Does the Mediterranean diet improve brain health?


I know that the Mediterranean diet is supposed to improve heart health. Recently I heard it also improves brain health. Is that pretty well established? Of all the organs I want to protect, my brain is “numero uno.”


I agree with your priorities regarding organs: My brain is “numero uno,” too. And I do think the evidence is strong that the Mediterranean diet does protect the brain. This diet emphasizes fruits, vegetables, grains, beans, nuts, fish, poultry, olive oil and wine.

Most of the evidence about the health benefits of the Mediterranean diet comes from observational studies. In such studies, large numbers of people are followed for many years. Information about their lifestyle and any diseases they may have developed is collected. Most such studies have found that people who follow the Mediterranean diet have a lowered risk of developing Alzheimer’s disease.

However, observational studies that link a lifestyle behavior to a disease (or to protection against a disease) can’t prove causation. That is, it may be true that people who follow a Mediterranean diet do have a lower risk of Alzheimer’s, but that doesn’t mean that the diet is the reason for the lower risk. Something else about people who follow the Mediterranean diet may protect them from Alzheimer’s.

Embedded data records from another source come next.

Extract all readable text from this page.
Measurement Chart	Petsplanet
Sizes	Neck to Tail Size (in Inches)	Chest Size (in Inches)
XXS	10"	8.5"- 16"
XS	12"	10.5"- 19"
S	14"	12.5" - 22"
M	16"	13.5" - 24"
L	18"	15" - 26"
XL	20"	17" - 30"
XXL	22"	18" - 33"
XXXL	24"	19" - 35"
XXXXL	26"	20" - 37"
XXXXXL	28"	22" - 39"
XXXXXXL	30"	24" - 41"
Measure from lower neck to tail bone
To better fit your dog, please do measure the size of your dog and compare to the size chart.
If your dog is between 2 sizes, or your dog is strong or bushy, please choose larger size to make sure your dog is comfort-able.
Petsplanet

To prove causation, scientists must conduct randomized controlled trials. Such studies are not often done to test the effect of lifestyle on health; they are very expensive and impractical. To prove that the Mediterranean diet reduced the risk of Alzheimer’s, scientists would need to have thousands of people assigned at random to either follow the Mediterranean diet or not — for 20 to 30 years. And the scientists would need to ensure that those tens of thousands of people really were eating the way the study told them to eat.

Smaller and shorter randomized trials are more practical, but less likely to provide definite answers. One such study was reported in 2013. About 300 people in Spain were assigned to follow either the Mediterranean diet or a low-fat diet for about four years. Intensive tests of thinking were performed at the start of the study and after four years. The people who followed the Mediterranean diet had a modest improvement in several measures of thinking. Those who followed the low-fat diet had a slight deterioration.

In 2015, a novel observational study was reported. About 700 people, with an age range of 65 to 90, had magnetic resonance imaging (MRI) performed to examine their brains. Those who followed the Mediterranean diet had larger brains, or brains that had shrunk less since they were young. They had brains that were the size of people five years younger, compared to people who did not follow the diet. The specific factors in the diet that seemed most closely tied to larger brains were eating lots of fish and little red meat.

I’m not arguing that the Mediterranean diet has been proven to protect the brain. But the evidence is strong enough that I have long since adopted the diet myself.